There is no internationally agreed standard treatment for children discharged from hospital with pneumonia. St George’s researchers recently found that shorter courses of lower-dose antibiotics are just as effective as higher doses taken for longer, potentially making life easier for families as well as reducing the risk of antibiotic resistance.
Pneumonia is one of the most common serious lung infections in young children worldwide. If children don’t need to be in hospital, they can be treated at home with an antibiotic called amoxicillin, given as a liquid syrup.
Even though it’s prescribed so often, not much is known about the best way to use amoxicillin: how long it should be used for, for example, or its lowest effective dose.
The CAP-IT trial studied 814 children who had developed pneumonia in the community, had been admitted to hospital and then discharged within 48 hours or had been seen in the emergency department.
The researchers assigned the children randomly into four groups, all of which took the antibiotics twice a day. One group received a high dose of amoxicillin for seven days, another a low dose for seven days, and a third a high dose for three days. The fourth group received a low dose for three days.
This meant the researchers were able to study different doses and different treatment lengths simultaneously.
The researchers looked at the number of children who needed extra treatment within 28 days. They found no differences between any of the groups: in all groups, around 1 in 8 children needed more treatment.
This means that a short course at a lower dose appears just as good as a longer, higher dose.
Children receiving antibiotics at home will do just as well on a three-day course of treatment as seven days. They could also take antibiotics just twice a day instead of the U.K. standard of three times.
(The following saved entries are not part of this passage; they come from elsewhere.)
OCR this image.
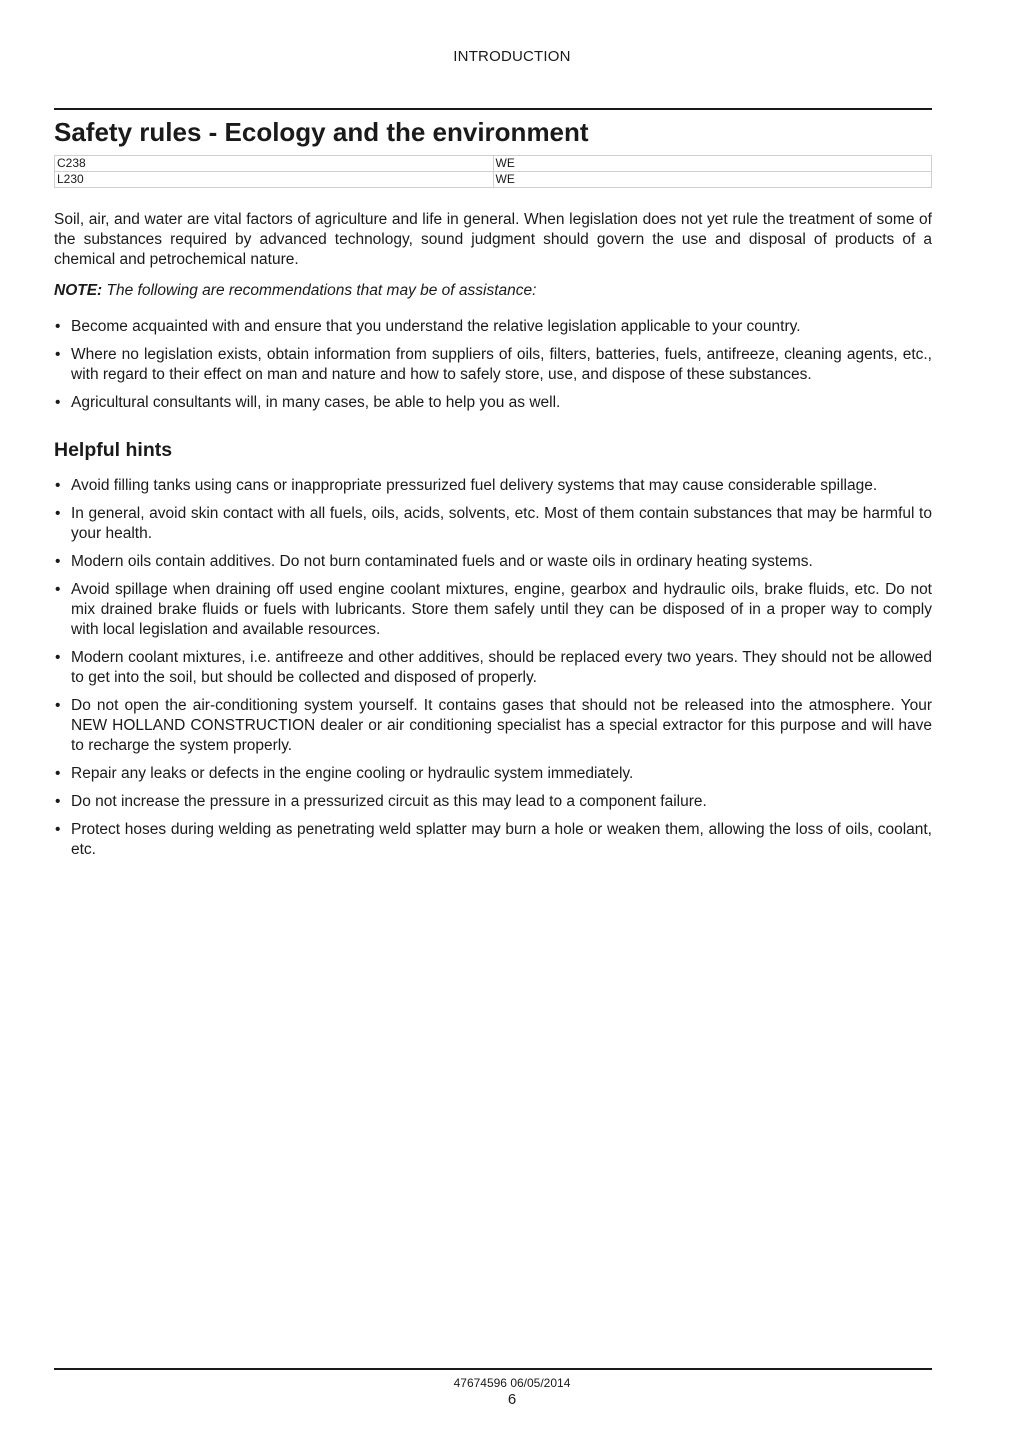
INTRODUCTION
Safety rules - Ecology and the environment
C238	WE
L230	WE

Soil, air, and water are vital factors of agriculture and life in general. When legislation does not yet rule the treatment of some of the substances required by advanced technology, sound judgment should govern the use and disposal of products of a chemical and petrochemical nature.

NOTE: The following are recommendations that may be of assistance:

• Become acquainted with and ensure that you understand the relative legislation applicable to your country.
• Where no legislation exists, obtain information from suppliers of oils, filters, batteries, fuels, antifreeze, cleaning agents, etc., with regard to their effect on man and nature and how to safely store, use, and dispose of these substances.
• Agricultural consultants will, in many cases, be able to help you as well.
Helpful hints
• Avoid filling tanks using cans or inappropriate pressurized fuel delivery systems that may cause considerable spillage.
• In general, avoid skin contact with all fuels, oils, acids, solvents, etc. Most of them contain substances that may be harmful to your health.
• Modern oils contain additives. Do not burn contaminated fuels and or waste oils in ordinary heating systems.
• Avoid spillage when draining off used engine coolant mixtures, engine, gearbox and hydraulic oils, brake fluids, etc. Do not mix drained brake fluids or fuels with lubricants. Store them safely until they can be disposed of in a proper way to comply with local legislation and available resources.
• Modern coolant mixtures, i.e. antifreeze and other additives, should be replaced every two years. They should not be allowed to get into the soil, but should be collected and disposed of properly.
• Do not open the air-conditioning system yourself. It contains gases that should not be released into the atmosphere. Your NEW HOLLAND CONSTRUCTION dealer or air conditioning specialist has a special extractor for this purpose and will have to recharge the system properly.
• Repair any leaks or defects in the engine cooling or hydraulic system immediately.
• Do not increase the pressure in a pressurized circuit as this may lead to a component failure.
• Protect hoses during welding as penetrating weld splatter may burn a hole or weaken them, allowing the loss of oils, coolant, etc.
47674596 06/05/2014
6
This should mean that administering the treatment is easier for caregivers, that children are more likely to complete the course, and that they can return more quickly to normal life.
Bacteria can become resistant to antibiotics, making infections more difficult to treat. The development of resistance is slowed by using antibiotics carefully, at the lowest dose for the shortest period that still treats an infection effectively.
The researchers collected nose and throat samples from around half of the children and found that there was no difference in the levels of antibiotic resistance in their pneumococcal bacteria, either before or after treatment.
The researchers point out that they only tested pneumococci bacteria in the nose and throat. They don’t know whether resistant bacteria may have been present elsewhere in the body, or if other types of bacteria may have developed resistance.
The researchers hope that the study will lead to changes in prescribing guidelines. They are also doing lab studies to check how the amoxicillin affects the development of resistance in other bacteria.
They are also part of a large clinical trial in South Africa, Uganda, Zambia and Zimbabwe which is assessing the best treatment for young children discharged from hospital who’ve been treated with injectable antibiotics.
“Our research suggests we should consider changing how we manage young children with a clinical diagnosis of community-acquired pneumonia,” says Dr. Julia Bielicki, a pediatrician and researcher at the Center for Neonatal and Pediatric Infection at St George’s.